RE: Soft Deletion Probably Isn’t Worth It

a reply to Brandur’s post about soft deletion in databases

Tue, 19 Jul 2022

I’ve worked on entirely too many CRUD applications at my day job, so the question of how to get rid of data comes up all too frequently. Unfortunately, the answer is often to include an IsDeleted flag and a DeletedOn field. Sometimes we even periodically purge data flagged for deletion with a batch process.

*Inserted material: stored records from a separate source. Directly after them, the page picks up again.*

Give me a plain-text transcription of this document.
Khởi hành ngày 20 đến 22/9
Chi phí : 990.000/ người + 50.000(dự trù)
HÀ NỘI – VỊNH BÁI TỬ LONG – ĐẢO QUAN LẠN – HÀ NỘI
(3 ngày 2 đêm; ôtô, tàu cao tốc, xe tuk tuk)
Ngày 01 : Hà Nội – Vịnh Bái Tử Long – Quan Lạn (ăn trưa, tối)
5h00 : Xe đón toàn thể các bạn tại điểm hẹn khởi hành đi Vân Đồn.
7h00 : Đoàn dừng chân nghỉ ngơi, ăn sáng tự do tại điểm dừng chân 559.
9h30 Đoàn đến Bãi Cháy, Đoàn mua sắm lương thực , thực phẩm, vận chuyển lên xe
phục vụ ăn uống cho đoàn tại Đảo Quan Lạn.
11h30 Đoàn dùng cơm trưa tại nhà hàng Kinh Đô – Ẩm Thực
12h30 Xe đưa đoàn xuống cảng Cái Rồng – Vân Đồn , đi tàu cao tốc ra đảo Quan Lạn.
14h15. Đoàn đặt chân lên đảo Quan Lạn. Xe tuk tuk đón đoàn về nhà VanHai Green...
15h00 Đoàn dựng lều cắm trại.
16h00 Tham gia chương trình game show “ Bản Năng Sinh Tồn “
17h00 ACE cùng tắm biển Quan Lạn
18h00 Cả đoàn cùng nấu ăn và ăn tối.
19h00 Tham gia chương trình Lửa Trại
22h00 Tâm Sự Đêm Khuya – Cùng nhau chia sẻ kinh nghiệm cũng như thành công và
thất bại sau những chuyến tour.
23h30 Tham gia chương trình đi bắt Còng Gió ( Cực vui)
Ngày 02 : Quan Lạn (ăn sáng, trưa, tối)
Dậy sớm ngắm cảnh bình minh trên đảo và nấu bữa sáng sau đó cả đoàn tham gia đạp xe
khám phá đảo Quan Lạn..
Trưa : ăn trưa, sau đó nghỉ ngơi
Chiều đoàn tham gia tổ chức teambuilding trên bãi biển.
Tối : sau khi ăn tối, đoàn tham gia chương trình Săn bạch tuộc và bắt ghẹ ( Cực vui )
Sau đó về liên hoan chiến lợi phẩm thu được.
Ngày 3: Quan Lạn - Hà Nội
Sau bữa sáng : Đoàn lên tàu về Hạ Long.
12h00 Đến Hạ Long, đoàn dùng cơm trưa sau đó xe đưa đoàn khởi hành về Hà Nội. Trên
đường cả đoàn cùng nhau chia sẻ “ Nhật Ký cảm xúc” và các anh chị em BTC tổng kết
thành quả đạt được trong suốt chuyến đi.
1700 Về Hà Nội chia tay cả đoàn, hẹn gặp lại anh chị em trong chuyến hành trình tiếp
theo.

Brandur has a different approach. He goes into detail about why soft-delete is a bad idea, and gets into the headaches that come with soft-deleting normalized data and dealing with foreign keys, but I’m not sure his alternative approach is much better:

Although I’ve never seen an undelete work in practice, soft deletion wasn’t completely useless because we would occasionally use it to refer to deleted data – usually a manual process where someone wanted to see to a deleted object for purposes of assisting with a support ticket or trying to squash a bug.

And while I’d argue against the traditional soft deletion pattern due to the downsides listed above, luckily there’s a compromise.

Instead of keeping deleted data in the same tables from which it was deleted from, there can be a new relation specifically for storing all deleted data, and with a flexible jsonb column so that it can capture the properties of any other table.

This “deleted records” table still stores old data inside the application’s primary database, which generally conforms to the OLTP model, and still allows the retention of data that has been flagged for deletion. This still requires a batch process for periodic purging.

But, as Brandur admits, it’s a compromise. It might not be feasible to archive this data in a separate database, data warehouse, or data lake for economic or regulatory reasons. And it would make it a bit harder for Facebook to re-surface embarrassing photos that you were sure you had deleted once you had slept it off.

For my part, I’d rather outright delete records unless there is an explicit legal/regulatory requirement for data retention. As long as there’s a reasonable schedule for full and incremental backups in place along with procedures for restoring backups to a staging database and restoring records from the staging database to production, it shouldn’t be that hard to restore a mistakenly deleted record. It can’t be much worse than pulling a record out of the “deleted records” table and de-serializing JSON.

However, since I’m just an individual contributor it isn’t always my call. Unfortunately, “Don’t blame me, man; I just work here.” didn’t fly at Nuremberg and I doubt it would do me much good either if I get stuck holding the bag after implementing a bad design despite my objections.

You see, dark patterns don’t magically implement themselves. Sure, you can refuse, but more often than not your objection will be noted as a reason to fire you and make room in the payroll for somebody possessed of greater ethical flexibility. Thus the use of an archive table as Brandur suggests is not only a technical compromise, but an ethical one. After all the data isn’t immediately accessible, especially if you serialize to JSON and then encrypt it before inserting it into the database.